“MyFood parte de una constatación, la de las problemáticas en torno a la nutrición, la alimentación, la agricultura”, explica Matthieu Urban. “Las personas están perdiendo cada vez más confianza en el sistema, buscan retomar el control sobre lo que comen, ya sea desde el punto de vista de la calidad, financiero o medioambiental.

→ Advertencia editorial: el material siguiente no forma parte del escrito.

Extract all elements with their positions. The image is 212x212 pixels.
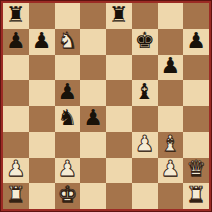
square-g6[interactable]: ♟ [158,55,184,81]
square-a2[interactable]: ♟ [3,158,29,184]
piece-black-pawn-h7[interactable]: ♟ [186,30,206,52]
square-g7[interactable] [158,29,184,55]
square-c7[interactable]: ♞ [55,29,81,55]
piece-black-pawn-c5[interactable]: ♟ [58,81,78,103]
square-f7[interactable]: ♚ [132,29,158,55]
square-h5[interactable] [183,80,209,106]
square-g1[interactable] [158,183,184,209]
square-g4[interactable] [158,106,184,132]
square-b6[interactable] [29,55,55,81]
square-f8[interactable] [132,3,158,29]
square-f6[interactable] [132,55,158,81]
piece-white-queeknight-h2[interactable]: ♛ [186,158,206,180]
square-c2[interactable]: ♟ [55,158,81,184]
piece-white-rook-a1[interactable]: ♜ [6,184,26,206]
square-g8[interactable] [158,3,184,29]
square-b8[interactable] [29,3,55,29]
square-g3[interactable]: ♝ [158,132,184,158]
square-d1[interactable] [80,183,106,209]
square-e1[interactable] [106,183,132,209]
square-e3[interactable] [106,132,132,158]
square-d2[interactable] [80,158,106,184]
square-c1[interactable]: ♚ [55,183,81,209]
square-h3[interactable] [183,132,209,158]
square-b7[interactable]: ♟ [29,29,55,55]
square-a4[interactable] [3,106,29,132]
piece-white-pawn-f3[interactable]: ♟ [135,133,155,155]
square-e7[interactable] [106,29,132,55]
square-d8[interactable] [80,3,106,29]
square-b4[interactable] [29,106,55,132]
square-f5[interactable]: ♝ [132,80,158,106]
piece-black-rook-a8[interactable]: ♜ [6,4,26,26]
piece-white-knight-c7[interactable]: ♞ [58,30,78,52]
square-a7[interactable]: ♟ [3,29,29,55]
piece-white-rook-h1[interactable]: ♜ [186,184,206,206]
board-frame: ♜♜♟♟♞♚♟♟♟♝♞♟♟♝♟♟♟♛♜♚♜ [0,0,212,212]
square-a5[interactable] [3,80,29,106]
square-c4[interactable]: ♞ [55,106,81,132]
piece-black-knight-c4[interactable]: ♞ [58,107,78,129]
square-b1[interactable] [29,183,55,209]
square-h8[interactable] [183,3,209,29]
square-e4[interactable] [106,106,132,132]
square-c8[interactable] [55,3,81,29]
piece-black-pawn-d4[interactable]: ♟ [83,107,103,129]
square-b5[interactable] [29,80,55,106]
square-h7[interactable]: ♟ [183,29,209,55]
square-c6[interactable] [55,55,81,81]
piece-white-pawn-g2[interactable]: ♟ [161,158,181,180]
piece-black-kiknightg-f7[interactable]: ♚ [135,30,155,52]
piece-black-pawn-g6[interactable]: ♟ [161,55,181,77]
square-g2[interactable]: ♟ [158,158,184,184]
square-f4[interactable] [132,106,158,132]
piece-black-pawn-a7[interactable]: ♟ [6,30,26,52]
square-c3[interactable] [55,132,81,158]
square-h4[interactable] [183,106,209,132]
piece-white-pawn-c2[interactable]: ♟ [58,158,78,180]
piece-black-rook-e8[interactable]: ♜ [109,4,129,26]
piece-white-bishopawn-g3[interactable]: ♝ [161,133,181,155]
square-c5[interactable]: ♟ [55,80,81,106]
piece-black-bishopawn-f5[interactable]: ♝ [135,81,155,103]
square-d6[interactable] [80,55,106,81]
square-f2[interactable] [132,158,158,184]
square-f3[interactable]: ♟ [132,132,158,158]
piece-white-kiknightg-c1[interactable]: ♚ [58,184,78,206]
square-a6[interactable] [3,55,29,81]
square-h2[interactable]: ♛ [183,158,209,184]
square-e5[interactable] [106,80,132,106]
square-b2[interactable] [29,158,55,184]
square-h1[interactable]: ♜ [183,183,209,209]
piece-white-pawn-a2[interactable]: ♟ [6,158,26,180]
square-e6[interactable] [106,55,132,81]
square-e2[interactable] [106,158,132,184]
square-h6[interactable] [183,55,209,81]
square-a8[interactable]: ♜ [3,3,29,29]
square-a1[interactable]: ♜ [3,183,29,209]
piece-black-pawn-b7[interactable]: ♟ [32,30,52,52]
square-a3[interactable] [3,132,29,158]
square-d7[interactable] [80,29,106,55]
square-b3[interactable] [29,132,55,158]
square-d3[interactable] [80,132,106,158]
square-f1[interactable] [132,183,158,209]
square-d4[interactable]: ♟ [80,106,106,132]
square-e8[interactable]: ♜ [106,3,132,29]
square-g5[interactable] [158,80,184,106]
chess-board: ♜♜♟♟♞♚♟♟♟♝♞♟♟♝♟♟♟♛♜♚♜ [3,3,209,209]
square-d5[interactable] [80,80,106,106]
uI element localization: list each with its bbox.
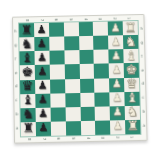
piece-black-pawn[interactable]: ♟ [38,94,48,105]
square[interactable] [94,78,109,92]
square[interactable] [65,121,80,136]
square[interactable]: ♟ [108,21,123,35]
square[interactable]: ♟ [109,49,124,63]
piece-white-pawn[interactable]: ♟ [111,36,121,47]
square[interactable]: ♟ [34,51,49,65]
coordinate-label: 6 [57,137,61,140]
square[interactable] [65,79,80,93]
square[interactable] [64,22,79,36]
coordinate-label: 7 [40,19,44,22]
piece-black-knight[interactable]: ♞ [21,37,33,50]
coordinate-label: 7 [42,138,46,141]
square[interactable] [80,92,95,106]
coordinate-label: h [14,29,17,33]
square[interactable] [80,121,95,136]
coordinate-label: a [143,124,146,128]
square[interactable]: ♟ [35,79,50,93]
square[interactable]: ♟ [108,35,123,49]
square[interactable] [49,51,64,65]
square[interactable] [65,107,80,121]
square[interactable]: ♜ [125,120,140,135]
square[interactable] [50,107,65,121]
square[interactable]: ♟ [109,63,124,77]
piece-white-rook[interactable]: ♜ [127,119,139,132]
coordinate-label: f [15,57,18,61]
coordinates-left: hgfedcba [14,25,18,136]
coordinate-label: b [16,113,19,117]
square[interactable] [95,106,110,120]
piece-black-pawn[interactable]: ♟ [37,38,47,49]
square[interactable] [95,92,110,106]
coordinate-label: 3 [98,18,102,21]
square[interactable]: ♜ [21,122,36,137]
chess-board[interactable]: ♜♟♟♜♞♟♟♞♝♟♟♝♚♟♟♚♛♟♟♛♝♟♟♝♞♟♟♞♜♟♟♜ [19,21,140,136]
square[interactable] [64,50,79,64]
coordinate-label: e [141,68,144,72]
coordinate-label: 4 [86,137,90,140]
piece-black-king[interactable]: ♚ [21,65,33,78]
square[interactable] [95,120,110,135]
square[interactable] [94,64,109,78]
piece-white-pawn[interactable]: ♟ [113,121,123,132]
square[interactable] [93,36,108,50]
piece-black-bishop[interactable]: ♝ [22,93,34,106]
piece-white-queen[interactable]: ♛ [126,77,138,90]
coordinate-label: g [14,43,17,47]
chessboard-photo: 87654321 87654321 hgfedcba hgfedcba ♜♟♟♜… [0,0,160,160]
coordinate-label: c [15,99,18,103]
square[interactable] [79,50,94,64]
piece-white-rook[interactable]: ♜ [124,21,136,34]
coordinate-label: d [15,85,18,89]
square[interactable] [79,64,94,78]
square[interactable] [80,78,95,92]
square[interactable]: ♟ [35,65,50,79]
square[interactable] [51,121,66,136]
coordinates-right: hgfedcba [140,22,145,133]
coordinate-label: 8 [27,138,31,141]
square[interactable] [93,22,108,36]
square[interactable]: ♟ [109,78,124,92]
coordinate-label: c [142,96,145,100]
piece-white-pawn[interactable]: ♟ [112,106,122,117]
square[interactable]: ♟ [110,120,125,135]
coordinate-label: h [140,27,143,31]
piece-black-queen[interactable]: ♛ [22,79,34,92]
square[interactable]: ♟ [34,23,49,37]
coordinate-label: 6 [54,18,58,21]
coordinate-label: 2 [113,17,117,20]
coordinate-label: 2 [115,136,119,139]
square[interactable] [64,64,79,78]
piece-black-knight[interactable]: ♞ [22,107,34,120]
piece-white-king[interactable]: ♚ [125,63,137,76]
square[interactable]: ♟ [110,106,125,120]
square[interactable] [50,79,65,93]
piece-white-bishop[interactable]: ♝ [126,91,138,104]
piece-black-pawn[interactable]: ♟ [38,108,48,119]
chess-mat: 87654321 87654321 hgfedcba hgfedcba ♜♟♟♜… [12,14,148,144]
coordinate-label: 5 [71,137,75,140]
square[interactable]: ♟ [35,107,50,121]
square[interactable] [49,37,64,51]
square[interactable]: ♟ [35,93,50,107]
square[interactable] [78,22,93,36]
square[interactable]: ♟ [36,122,51,137]
coordinate-label: e [15,71,18,75]
piece-white-knight[interactable]: ♞ [125,35,137,48]
square[interactable] [50,93,65,107]
piece-white-pawn[interactable]: ♟ [111,50,121,61]
piece-black-rook[interactable]: ♜ [22,121,34,134]
piece-white-knight[interactable]: ♞ [126,105,138,118]
coordinate-label: 5 [69,18,73,21]
square[interactable] [64,36,79,50]
coordinate-label: d [142,82,145,86]
piece-white-bishop[interactable]: ♝ [125,49,137,62]
piece-black-bishop[interactable]: ♝ [21,51,33,64]
piece-black-pawn[interactable]: ♟ [37,66,47,77]
piece-black-pawn[interactable]: ♟ [36,23,46,34]
coordinate-label: 1 [130,136,134,139]
coordinate-label: b [142,110,145,114]
piece-white-pawn[interactable]: ♟ [112,92,122,103]
piece-white-pawn[interactable]: ♟ [112,78,122,89]
piece-black-pawn[interactable]: ♟ [37,52,47,63]
piece-black-pawn[interactable]: ♟ [38,122,48,133]
coordinate-label: a [16,126,19,130]
coordinate-label: g [141,41,144,45]
square[interactable] [94,50,109,64]
square[interactable] [80,106,95,120]
piece-white-pawn[interactable]: ♟ [110,22,120,33]
piece-white-pawn[interactable]: ♟ [111,64,121,75]
piece-black-rook[interactable]: ♜ [21,23,33,36]
piece-black-pawn[interactable]: ♟ [37,80,47,91]
square[interactable] [65,93,80,107]
coordinate-label: 4 [84,18,88,21]
coordinate-label: f [141,54,144,58]
square[interactable] [49,65,64,79]
square[interactable]: ♟ [110,92,125,106]
square[interactable] [79,36,94,50]
square[interactable]: ♟ [34,37,49,51]
square[interactable] [49,23,64,37]
coordinate-label: 3 [101,136,105,139]
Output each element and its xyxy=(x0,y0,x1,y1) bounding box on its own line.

Y la manera más definitiva de hacerlo es producir por uno mismo, y esa es la posibilidad que ofrecemos a las familias, a través de una herramienta de producción”.
Porque si bien existe esta tendencia social hacia el regreso al hacer uno mismo, hacia la autonomía del hogar de manera más general, rápidamente nos enfrentamos a problemas cuando intentamos jardinear, como la falta de tiempo, espacio, conocimientos o incluso los caprichos del clima.
La idea es liberarse de estas dificultades a través de un invernadero innovador, que solo requeriría de una a dos horas de trabajo por semana. “Hemos eliminado todo lo que era penoso y que consumía mucho tiempo, utilizando la acuaponía y la bioponía, técnicas de cultivo sin suelo automatizadas y completamente ecológicas”, explica Matthieu Urban. “Tenemos un sistema bajo invernadero con parámetros a supervisar. El invernadero está equipado con sensores que proporcionan información sobre el estado del sistema y permiten a las personas tomar fácilmente el control de la herramienta”.
Un grado de autonomía suficiente para poder irse de fin de semana o de vacaciones durante varias semanas sin que el sistema deje de funcionar. “Pero hay que plantar, cosechar y llenar regularmente el dispensador de comida para los peces”, matiza Matthieu Urban. “No se hace solo tampoco”.
Al final, la solución está diseñada para proporcionar lo que una familia necesita en su cesta diaria, en términos de diversidad de verduras y frutas. “Las frutas y verduras son el área de gastos familiares que más ha sufrido inflación en 10 años, un +70%”, explica Matthieu Urban. “En promedio, una familia destina entre 175 y 200€ al mes, según un estudio de Familles rurales. Nosotros nos ajustaremos a esos gastos para saber qué tipo de invernadero será necesario desplegar para satisfacer esta necesidad de consumo, con el objetivo de ofrecer un retorno de inversión de aproximadamente 5 años”.
“Así que logramos producir localmente, cero desperdicios, fresco todo el año y además el invernadero puede ser circular, es decir, puede producir su propia electricidad con paneles solares y recoger agua de lluvia para hacer funcionar el sistema. No hay desechos porque se utilizan directamente en los recipientes de cultivo en tierra al lado. También evita tener que ir al supermercado a comprar verduras que vienen de los cuatro rincones del planeta, envueltas en plástico. En realidad, evita todas las externalidades medioambientales que conocemos hoy en la alimentación”, concluye Matthieu Urban.